Data Protection and Privacy

The protection of personal data often refers to autonomy and control over one’s data. This level of autonomy and control varies depending on the context. In general, the definition of privacy differs from country to country, or state by state. Some companies are contemplating a strategy based on implementing the most stringent data privacy provisions and then applying them across the globe. However, that won’t work either, because some data privacy requirements are mutually exclusive. For example, while both GDPR and CCPA require companies to obtain consent before collecting personal data, the specifics differ. A common static user consent screen simply won’t work. Some of the new regulations prohibit excessive data collection. Companies can only collect personal data that is needed for the service or product they offer. Asking for a phone number or gender just to deliver an email newsletter or enable the download of a white paper is not allowed. This means businesses have to rethink and redesign their user experiences and eliminate all data fields on registration pages and other forms that could be considered excessive. In regions where there are no such restrictions, marketing teams might still want to collect additional data.

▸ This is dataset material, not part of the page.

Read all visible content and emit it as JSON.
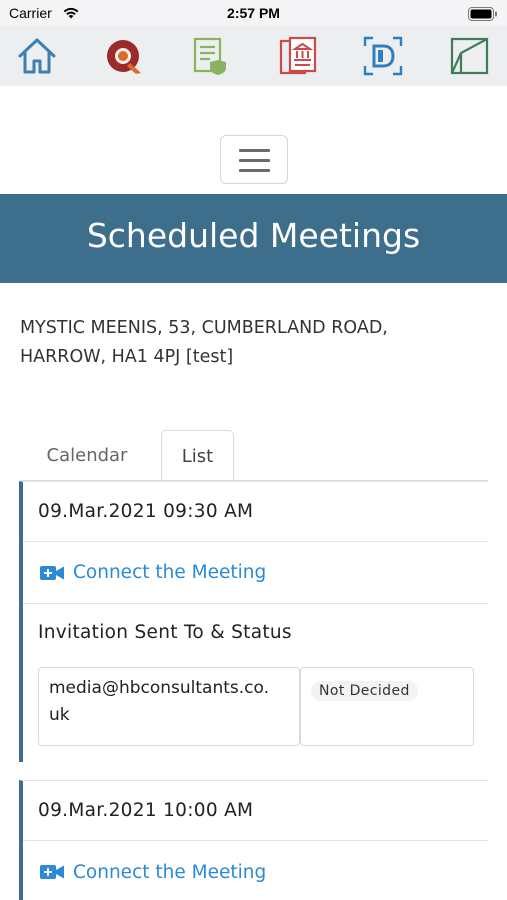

We provide services in domain; Privacy Compliance and our services include but we are not limited to:

• General Data Protection Regulation (GDPR)
• ISO 27701 PIMS
• California Consumer Privacy Act (CCPA)
• Brazilian General Data Protection Law (LGPD)
• Personal Information Protection and Electronic Documents Act (PIPEDA, Canada)
• Singapore Personal Data Protection Act (PDPA)
• Health Insurance Portability and Accountability Act (HIPAA)

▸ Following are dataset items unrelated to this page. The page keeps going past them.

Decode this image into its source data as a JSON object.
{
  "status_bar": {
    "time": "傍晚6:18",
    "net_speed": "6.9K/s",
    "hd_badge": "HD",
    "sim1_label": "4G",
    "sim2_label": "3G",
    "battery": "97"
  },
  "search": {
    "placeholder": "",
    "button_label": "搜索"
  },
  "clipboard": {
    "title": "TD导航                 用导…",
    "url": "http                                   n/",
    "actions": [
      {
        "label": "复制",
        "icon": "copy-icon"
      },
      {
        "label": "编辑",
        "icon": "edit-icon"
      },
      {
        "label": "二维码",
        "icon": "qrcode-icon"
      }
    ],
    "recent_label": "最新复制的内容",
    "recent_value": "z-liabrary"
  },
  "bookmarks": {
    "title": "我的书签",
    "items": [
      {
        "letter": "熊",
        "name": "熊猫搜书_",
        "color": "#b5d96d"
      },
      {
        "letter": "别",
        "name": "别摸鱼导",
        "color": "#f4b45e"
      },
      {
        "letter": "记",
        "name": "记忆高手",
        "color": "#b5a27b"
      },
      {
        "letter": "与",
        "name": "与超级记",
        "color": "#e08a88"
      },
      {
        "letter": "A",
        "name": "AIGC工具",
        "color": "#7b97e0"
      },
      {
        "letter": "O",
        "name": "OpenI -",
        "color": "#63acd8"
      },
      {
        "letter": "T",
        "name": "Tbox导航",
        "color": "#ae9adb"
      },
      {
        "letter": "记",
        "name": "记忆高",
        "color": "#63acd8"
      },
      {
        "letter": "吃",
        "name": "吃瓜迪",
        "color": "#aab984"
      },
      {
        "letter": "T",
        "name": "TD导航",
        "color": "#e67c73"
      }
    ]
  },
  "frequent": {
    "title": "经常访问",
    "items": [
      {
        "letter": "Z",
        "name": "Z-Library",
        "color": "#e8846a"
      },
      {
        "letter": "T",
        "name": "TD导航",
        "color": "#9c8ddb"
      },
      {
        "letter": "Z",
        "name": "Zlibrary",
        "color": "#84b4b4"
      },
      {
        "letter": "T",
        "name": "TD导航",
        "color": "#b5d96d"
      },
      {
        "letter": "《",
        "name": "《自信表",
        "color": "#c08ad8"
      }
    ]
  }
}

The GDPR is the European Union’s General Data Protection Regulation. Its purpose is to “harmonize data privacy laws across Europe, to protect and empower all EU residents’ data privacy, and to reshape the way organizations across the region approach data privacy for EU residents wherever they work in the world.” It is a new set of rules designed to give EU citizens more control over their personal data. It aims to simplify the regulatory environment for business so both citizens and businesses in the European Union can fully benefit from the digital economy.

ISO/IEC 27701:2019 is a privacy extension to the international information security management standard, ISO/IEC 27001 (ISO/IEC 27701 Security techniques – Extension to ISO/IEC 27001 and ISO/IEC 27002 for privacy information management – Requirements and guidelines). ISO 27701 specifies the requirements for – and provides guidance for establishing, implementing, maintaining and continually improving – a PIMS (privacy information management system).
ISO 27701 is based on the requirements, control objectives and controls of ISO 27001, and includes a set of privacy-specific requirements, controls and control objectives.

The CCPA provides augmented consumer protection to California’s almost 40 million residents. The Act offers those living, working, and consuming in California additional rights surrounding the use and collection of their personal data. The Act dictates that businesses must not discriminate against, nor penalize, any consumer that actively uses their CCPA rights. This covers quality of service, pricing, monetary transactions, and more. The CCPA focuses on empowering California’s consumers with the autonomy to take charge of their personal data in an ever-growing digital economy.

Brazil’s General Data Protection Law (or LGPD) brings sorely needed clarification to the Brazilian legal framework. The LGPD attempts to unify the over 40 different statutes that currently govern personal data, both online and offline, by replacing certain regulations and supplementing others. This unification of previously disparate and oftentimes contradictory regulations is only one similarity it shares with the EU’s General Data Protection Regulation.

The Personal Information Protection and Electronic Documents Act (PIPEDA) is the federal privacy law for private-sector organizations in Canada. The act originally went into law on April 13, 2000 to foster trust in electronic commerce but has expanded since to include industries like banking, broadcasting, and the health sector. The purpose of the law – per legislation – is to “govern the collection, use and disclosure of personal information in a manner that recognizes the right of privacy of individuals with respect to their personal information and the need of organizations to collect, use or disclose personal information for purposes that a reasonable person would consider appropriate in the circumstances.

The Personal Data Protection Act (PDPA) provides a baseline standard of protection for personal data in Singapore. It complements sector-specific legislative and regulatory frameworks such as the Banking Act and Insurance Act. It comprises various requirements governing the collection, use, disclosure and care of personal data in Singapore. It also provides for the establishment of a national Do Not Call (DNC) Registry. Individuals may register their Singapore telephone numbers with the DNC Registry to opt out of receiving unwanted telemarketing messages from organizations.

The Health Insurance Portability and Accountability Act of 1996 (HIPAA) is a federal law that required the creation of national standards to protect sensitive patient health information from being disclosed without the patient’s consent or knowledge. The US Department of Health and Human Services (HHS) issued the HIPAA Privacy Rule to implement the requirements of HIPAA. The HIPAA Security Rule protects a subset of information covered by the Privacy Rule.